Question to loss >>> cv_loss


As we know that when the loss and cv_loss are very closer to each other, it is good, to overcome the overfitting.

When loss <<< cv_loss, it is overfitting, we have solution like L2_reg, dropout etc…

However, my question is how about loss >>> cv_loss and the gap is relatively large, then what kind of solution shall we have through?


You mean the training loss is much bigger than the validation loss? Then this is the case of overfitting.

take a look here, the validation loss goes blow and smaller than the training one.

WDYT @gent.spah ?

The model performs better on CV than on the training set.

It can happen but probably that validation data is not representative of the dataset well enough, maybe if you use cross-validation with folds then it might give you a better overview.

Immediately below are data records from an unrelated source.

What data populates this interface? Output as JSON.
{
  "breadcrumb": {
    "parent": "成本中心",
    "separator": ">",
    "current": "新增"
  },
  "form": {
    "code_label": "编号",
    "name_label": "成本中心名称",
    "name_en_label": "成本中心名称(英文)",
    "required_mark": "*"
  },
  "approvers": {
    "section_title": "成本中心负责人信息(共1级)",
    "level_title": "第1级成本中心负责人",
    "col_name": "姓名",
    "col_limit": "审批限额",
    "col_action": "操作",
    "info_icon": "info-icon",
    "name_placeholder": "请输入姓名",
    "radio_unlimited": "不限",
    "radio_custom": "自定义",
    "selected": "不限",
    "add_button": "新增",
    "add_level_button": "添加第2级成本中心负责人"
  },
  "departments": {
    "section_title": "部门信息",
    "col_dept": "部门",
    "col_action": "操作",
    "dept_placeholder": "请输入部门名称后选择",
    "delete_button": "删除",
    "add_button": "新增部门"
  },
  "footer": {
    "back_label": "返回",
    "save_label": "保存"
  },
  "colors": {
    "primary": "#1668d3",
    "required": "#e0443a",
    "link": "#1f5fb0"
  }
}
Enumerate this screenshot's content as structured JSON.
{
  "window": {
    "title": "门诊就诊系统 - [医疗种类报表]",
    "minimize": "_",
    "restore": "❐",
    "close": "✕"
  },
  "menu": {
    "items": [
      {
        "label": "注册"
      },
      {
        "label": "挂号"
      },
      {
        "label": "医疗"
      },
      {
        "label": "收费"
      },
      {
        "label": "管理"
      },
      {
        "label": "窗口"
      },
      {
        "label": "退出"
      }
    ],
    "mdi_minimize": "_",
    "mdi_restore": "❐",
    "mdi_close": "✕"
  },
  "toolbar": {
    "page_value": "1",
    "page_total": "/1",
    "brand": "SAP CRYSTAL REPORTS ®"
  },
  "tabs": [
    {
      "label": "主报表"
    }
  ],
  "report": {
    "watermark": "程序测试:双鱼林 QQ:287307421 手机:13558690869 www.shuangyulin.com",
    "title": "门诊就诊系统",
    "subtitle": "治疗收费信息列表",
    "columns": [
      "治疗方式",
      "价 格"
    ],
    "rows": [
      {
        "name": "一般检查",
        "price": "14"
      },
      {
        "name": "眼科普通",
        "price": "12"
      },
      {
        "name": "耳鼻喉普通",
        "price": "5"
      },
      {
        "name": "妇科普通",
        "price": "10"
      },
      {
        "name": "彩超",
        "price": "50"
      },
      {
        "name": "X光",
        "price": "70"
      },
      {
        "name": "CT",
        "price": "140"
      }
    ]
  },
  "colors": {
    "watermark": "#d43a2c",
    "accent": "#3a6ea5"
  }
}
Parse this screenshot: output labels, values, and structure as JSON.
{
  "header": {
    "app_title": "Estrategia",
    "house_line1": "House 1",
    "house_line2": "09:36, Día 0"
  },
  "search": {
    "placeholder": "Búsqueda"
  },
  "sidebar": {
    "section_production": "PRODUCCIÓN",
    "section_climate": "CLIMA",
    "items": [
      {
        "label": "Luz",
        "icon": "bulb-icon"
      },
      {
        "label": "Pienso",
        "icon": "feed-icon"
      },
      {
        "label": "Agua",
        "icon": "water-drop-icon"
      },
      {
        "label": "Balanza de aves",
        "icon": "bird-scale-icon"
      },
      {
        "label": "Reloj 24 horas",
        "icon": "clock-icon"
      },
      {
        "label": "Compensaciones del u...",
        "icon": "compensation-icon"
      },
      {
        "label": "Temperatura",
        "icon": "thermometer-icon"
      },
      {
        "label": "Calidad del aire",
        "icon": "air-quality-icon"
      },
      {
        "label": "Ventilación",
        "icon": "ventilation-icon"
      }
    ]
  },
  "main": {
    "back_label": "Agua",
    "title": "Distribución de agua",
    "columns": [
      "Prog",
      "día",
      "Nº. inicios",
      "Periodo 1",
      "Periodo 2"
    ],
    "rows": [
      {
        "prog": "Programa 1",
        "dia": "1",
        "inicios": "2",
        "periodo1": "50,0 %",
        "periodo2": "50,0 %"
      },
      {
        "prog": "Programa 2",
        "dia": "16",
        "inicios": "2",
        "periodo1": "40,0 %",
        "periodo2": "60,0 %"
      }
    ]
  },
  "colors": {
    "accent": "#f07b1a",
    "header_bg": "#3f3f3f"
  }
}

what do you mean with folds ? :stuck_out_tongue_closed_eyes:.

Folds means; let’s say divide the dataset to 5 sets (folds) and each time use one fold for validation and 4 for training, but we go 5 rounds of training -validation and model is validated on the entire dataset so we get a better overview on model performance. Check Cross-validation

This is a way to do the split between training and cv data that ensures they are from the same statistical distribution. In the basic case you posit here, the most likely explanation is that the cv data is somehow “easier” than the training data. There are lots of complex scenarios where this can happen. Prof Ng spends quite a bit of time on this sort of issue in DLS Course 3. If you haven’t been through that yet, it is really worth your time. Or if you haven’t looked at it in a while, scan through the titles of the lectures and you’ll see some that should sound like they address this type of issue.


Note that the specific technique of folds that Gent refers to is not directly covered anywhere in DLS by that name anyway. I first heard the term just in the last week on a discussion thread here, which is worth a look: K-fold cross validation - #2 by paulinpaloalto

dude, correct me if I am wrong.
The reason is bc of Data-Mismatching, right ?

Yes, that lecture is a great place to dig deeper on this situation.

Hi Paulin, your advice is always superb no doubt. Its been a while I took DLS and I will check it as well, definetely there should be better techniques than cross validation with folds because cv with folds is computationally expensive and suitable only for small datasets. It just came into my mind because I have been reading about it recently. I was going through the MLOPS course 2 some time ago and they use tensorflow data validation to build a schema for training which is then compared to the validation data schema. If the schemas are not similar then work on features is done (all sorts) or maybe another shuffled partition is taken and checked again and worked on it again so ultimately the schemas are similar before progressing further with training.